A recently published article in oilprice.com reveals the futures that are now within striking distance of the close. This is before the steep drop that saw nearby May futures plunging into negative territory for the first time in history. This move would diminish the impact of last week’s historical break in crude oil, while giving it the appearance of capitulation.
OPEC+ production cuts begin
Reflecting the output cuts agreed between OPEC and other major producers like Russia, a grouping known as OPEC+, the imbalance between oil supply and demand is set to be halved to 13.6 million barrels per day (bpd) in May, and drop further to 6.1 million bpd in June, according to Rystad Energy.
US firms cutting production
Traders are saying production cuts of almost 10 million bpd by OPEC and its allies or about 10% of global production, due to take effect from May 1, are not going to have that much of an impact on prices without the United States curbing its own output.
While storage is rapidly filling up, production cuts by U.S. shale producers, estimated by consultants Rystad Energy at 300,000 barrels per day (bpd) for May and June, should help slow flows into tanks.
Additionally, regulators in the U.S. state of Texas, the country’s biggest oil producer, will hold a vote on May 5 on whether to enact output curtailments. Officials in the states of North Dakota and Oklahoma are also examining ways to legally allow output cuts.
Oversupply concerns dampened
- Storage concerns continue to weigh on markets with the International Energy Agency (IEA) warning that global capacity could reach its maximum by mid-June.
- The energy demand could slump by a record 6% in 2020 due to lockdowns.
- Nevertheless, WTI and Brent crude oil are rallying because of an easing of worries over rising U.S. stockpiles.

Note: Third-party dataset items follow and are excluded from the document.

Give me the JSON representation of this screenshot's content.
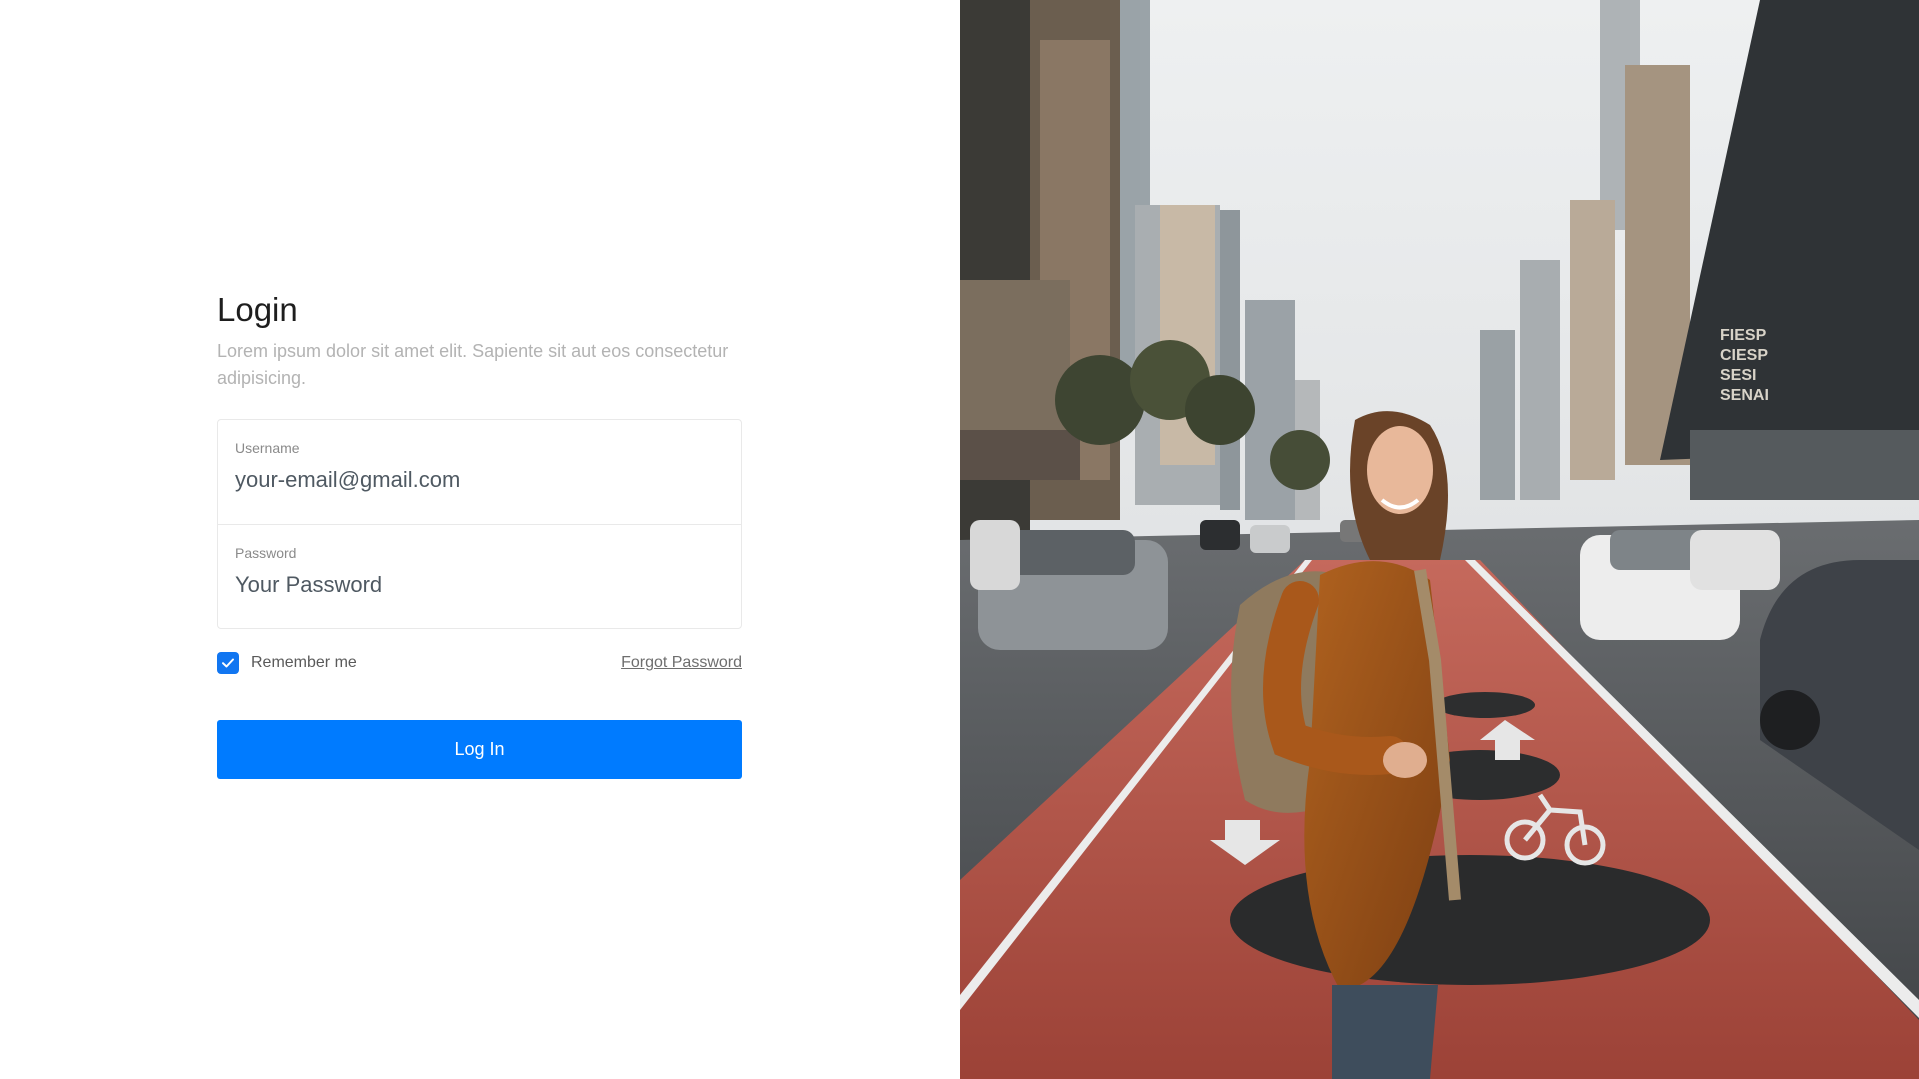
{
  "login": {
    "title": "Login",
    "subtitle": "Lorem ipsum dolor sit amet elit. Sapiente sit aut eos consectetur adipisicing.",
    "username": {
      "label": "Username",
      "value": "your-email@gmail.com"
    },
    "password": {
      "label": "Password",
      "placeholder": "Your Password"
    },
    "remember_me": {
      "label": "Remember me",
      "checked": true
    },
    "forgot_password": "Forgot Password",
    "submit_label": "Log In"
  },
  "hero": {
    "building_sign": [
      "FIESP",
      "CIESP",
      "SESI",
      "SENAI"
    ]
  },
  "colors": {
    "accent": "#007bff",
    "checkbox": "#1176f1",
    "muted_text": "#b3b3b3",
    "bike_lane": "#a8473c"
  }
}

Report from Energy Information Administration (EIA)
According to the EIA, U.S. crude inventories grew by 9 million barrels last week to 527.6 million barrels, well below the 10.4 million-barrel rise analysts polled by Reuters had expected.

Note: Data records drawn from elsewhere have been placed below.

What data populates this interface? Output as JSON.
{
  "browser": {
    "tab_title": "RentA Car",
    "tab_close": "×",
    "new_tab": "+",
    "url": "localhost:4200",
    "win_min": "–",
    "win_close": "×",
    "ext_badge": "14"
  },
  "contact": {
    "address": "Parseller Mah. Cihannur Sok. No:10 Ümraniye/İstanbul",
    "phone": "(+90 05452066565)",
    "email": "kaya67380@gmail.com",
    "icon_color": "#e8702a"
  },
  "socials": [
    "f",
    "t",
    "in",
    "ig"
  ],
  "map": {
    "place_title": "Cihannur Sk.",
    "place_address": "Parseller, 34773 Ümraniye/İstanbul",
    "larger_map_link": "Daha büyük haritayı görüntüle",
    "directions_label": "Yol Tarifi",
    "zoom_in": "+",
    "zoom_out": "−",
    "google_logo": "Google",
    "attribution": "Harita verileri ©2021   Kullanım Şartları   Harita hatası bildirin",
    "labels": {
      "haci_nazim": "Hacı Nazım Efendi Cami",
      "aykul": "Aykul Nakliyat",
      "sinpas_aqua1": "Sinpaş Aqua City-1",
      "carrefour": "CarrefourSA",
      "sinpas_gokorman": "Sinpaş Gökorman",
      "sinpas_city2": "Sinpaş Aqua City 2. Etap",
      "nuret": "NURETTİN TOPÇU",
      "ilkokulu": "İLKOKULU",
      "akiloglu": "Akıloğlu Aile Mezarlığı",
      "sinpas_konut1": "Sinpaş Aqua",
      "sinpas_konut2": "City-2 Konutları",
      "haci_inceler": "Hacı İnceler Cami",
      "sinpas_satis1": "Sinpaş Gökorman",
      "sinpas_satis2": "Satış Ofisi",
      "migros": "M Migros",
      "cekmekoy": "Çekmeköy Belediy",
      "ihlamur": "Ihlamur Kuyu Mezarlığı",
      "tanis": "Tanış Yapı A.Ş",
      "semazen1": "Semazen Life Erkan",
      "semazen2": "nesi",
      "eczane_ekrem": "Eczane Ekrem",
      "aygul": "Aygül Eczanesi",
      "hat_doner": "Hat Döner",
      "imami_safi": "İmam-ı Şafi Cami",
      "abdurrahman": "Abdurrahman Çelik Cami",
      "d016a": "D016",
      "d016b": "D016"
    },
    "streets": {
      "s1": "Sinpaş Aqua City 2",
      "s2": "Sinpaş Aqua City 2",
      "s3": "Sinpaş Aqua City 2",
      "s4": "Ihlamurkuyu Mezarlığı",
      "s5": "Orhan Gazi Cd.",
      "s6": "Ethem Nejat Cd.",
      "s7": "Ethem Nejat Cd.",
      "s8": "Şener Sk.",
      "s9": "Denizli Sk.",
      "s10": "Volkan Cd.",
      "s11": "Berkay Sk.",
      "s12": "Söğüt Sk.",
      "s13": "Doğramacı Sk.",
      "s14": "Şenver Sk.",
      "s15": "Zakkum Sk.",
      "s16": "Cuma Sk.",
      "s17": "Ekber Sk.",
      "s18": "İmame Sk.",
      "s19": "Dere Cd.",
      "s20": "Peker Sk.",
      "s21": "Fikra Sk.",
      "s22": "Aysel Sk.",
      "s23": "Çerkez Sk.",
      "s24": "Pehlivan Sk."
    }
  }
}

U.S. gasoline stockpiles fell by 3.7 million barrels from record highs the previous week, with a slight rise in fuel demand offsetting a rebound in refinery output.

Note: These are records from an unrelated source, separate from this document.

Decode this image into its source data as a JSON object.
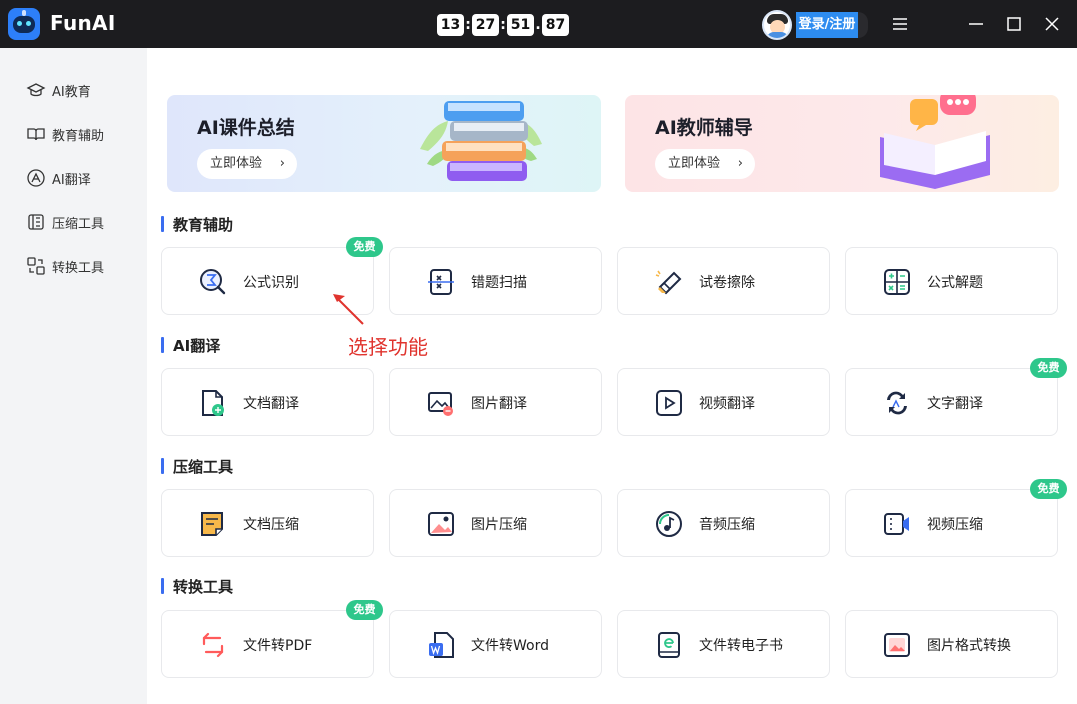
{
  "app": {
    "name": "FunAI"
  },
  "clock": {
    "hours": "13",
    "minutes": "27",
    "seconds": "51",
    "centis": "87",
    "sep1": ":",
    "sep2": ":",
    "sep3": "."
  },
  "header": {
    "login_label": "登录/注册"
  },
  "sidebar": {
    "items": [
      {
        "label": "AI教育",
        "icon": "graduation-cap-icon"
      },
      {
        "label": "教育辅助",
        "icon": "open-book-icon"
      },
      {
        "label": "AI翻译",
        "icon": "translate-icon"
      },
      {
        "label": "压缩工具",
        "icon": "compress-icon"
      },
      {
        "label": "转换工具",
        "icon": "convert-icon"
      }
    ]
  },
  "banners": [
    {
      "title": "AI课件总结",
      "button": "立即体验",
      "chevron": "›"
    },
    {
      "title": "AI教师辅导",
      "button": "立即体验",
      "chevron": "›"
    }
  ],
  "sections": [
    {
      "title": "教育辅助",
      "cards": [
        {
          "label": "公式识别",
          "icon": "formula-icon",
          "badge": "免费"
        },
        {
          "label": "错题扫描",
          "icon": "scan-icon",
          "badge": ""
        },
        {
          "label": "试卷擦除",
          "icon": "eraser-icon",
          "badge": ""
        },
        {
          "label": "公式解题",
          "icon": "calculator-icon",
          "badge": ""
        }
      ]
    },
    {
      "title": "AI翻译",
      "cards": [
        {
          "label": "文档翻译",
          "icon": "doc-translate-icon",
          "badge": ""
        },
        {
          "label": "图片翻译",
          "icon": "image-translate-icon",
          "badge": ""
        },
        {
          "label": "视频翻译",
          "icon": "video-translate-icon",
          "badge": ""
        },
        {
          "label": "文字翻译",
          "icon": "text-translate-icon",
          "badge": "免费"
        }
      ]
    },
    {
      "title": "压缩工具",
      "cards": [
        {
          "label": "文档压缩",
          "icon": "doc-compress-icon",
          "badge": ""
        },
        {
          "label": "图片压缩",
          "icon": "image-compress-icon",
          "badge": ""
        },
        {
          "label": "音频压缩",
          "icon": "audio-compress-icon",
          "badge": ""
        },
        {
          "label": "视频压缩",
          "icon": "video-compress-icon",
          "badge": "免费"
        }
      ]
    },
    {
      "title": "转换工具",
      "cards": [
        {
          "label": "文件转PDF",
          "icon": "file-to-pdf-icon",
          "badge": "免费"
        },
        {
          "label": "文件转Word",
          "icon": "file-to-word-icon",
          "badge": ""
        },
        {
          "label": "文件转电子书",
          "icon": "file-to-ebook-icon",
          "badge": ""
        },
        {
          "label": "图片格式转换",
          "icon": "image-format-icon",
          "badge": ""
        }
      ]
    }
  ],
  "annotation": {
    "text": "选择功能"
  },
  "colors": {
    "titlebar": "#1c1c1f",
    "accent": "#3a6df0",
    "badge": "#2ec78b",
    "annotation": "#e0342e",
    "login": "#2d8cf0"
  }
}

Demand destruction pushes down the oil prices
Prices are likely to fall further this year even as countries begin to ease restrictions imposed to counter the viral outbreak and the output cuts by big producers will not fix the supply glut, a Reuters poll revealed.
The estimated shortfall this year is expected to be about 30 million bpd of demand. The impact of the coronavirus pandemic has obliterated demand with much of the world’s population still under some form of economic and social lockdown.
Gains are likely to be capped and selling pressure may resume over the short-run since the 30 million bpd plunge in demand is three times the size of the OPEC+ output cuts.
Prices could remain underpinned over the near-term, however, because of signs of a tightening of U.S. supply. Bullish traders and domestic oil companies are hoping this develops into a trend. Nonetheless, industry professionals would like to see more aggressive cuts in production by U.S. producers.
The smaller inventory builds should be noted but we’re going to need to see a continuation of this trend in the coming weeks to suggest the worst might be behind us. However, the reality is the already-stretched storage capacity is getting fuller and fuller every week, a rise in prices cannot be sustainable for long as the problem is not really resolved.
Weekly June West Texas intermediate crude oil
- The main trend is down according to the weekly swing chart.
- The market isn’t close to turning the main trend to up, but there is room for a normal 50% to 61.8% retracement.
- A trade through $6.50 will signal a resumption of the downtrend.
- The minor range is $34.04 to $6.50. Its 50% level at $20.27 is controlling the near-term direction of the market.
- The short-term range is $54.90 to $6.50. Its 50% level at $30.70 is the next upside target.
- The main range is $63.73 to $6.50. Its 50% to 61.8% retracement zone at $35.12 to $41.87 is the primary upside target.
A sustained move over $20.27 will indicate the buying is getting stronger. If this move is able to generate enough upside momentum then look for the rally to possibly extend into the resistance cluster at $29.73 to $30.70.
A sustained move under $20.27 will signal the presence of sellers. The first downside target is a steep downtrending Gann angle at $10.90. Crossing to the weak side of this angle will put the market in a bearish position with the next target $6.50.
Watch the price action and read the order flow at $20.27 all week. Trader reaction to this level will set the tone. The market could get bullish over $20.27 and extremely bearish under $10.90.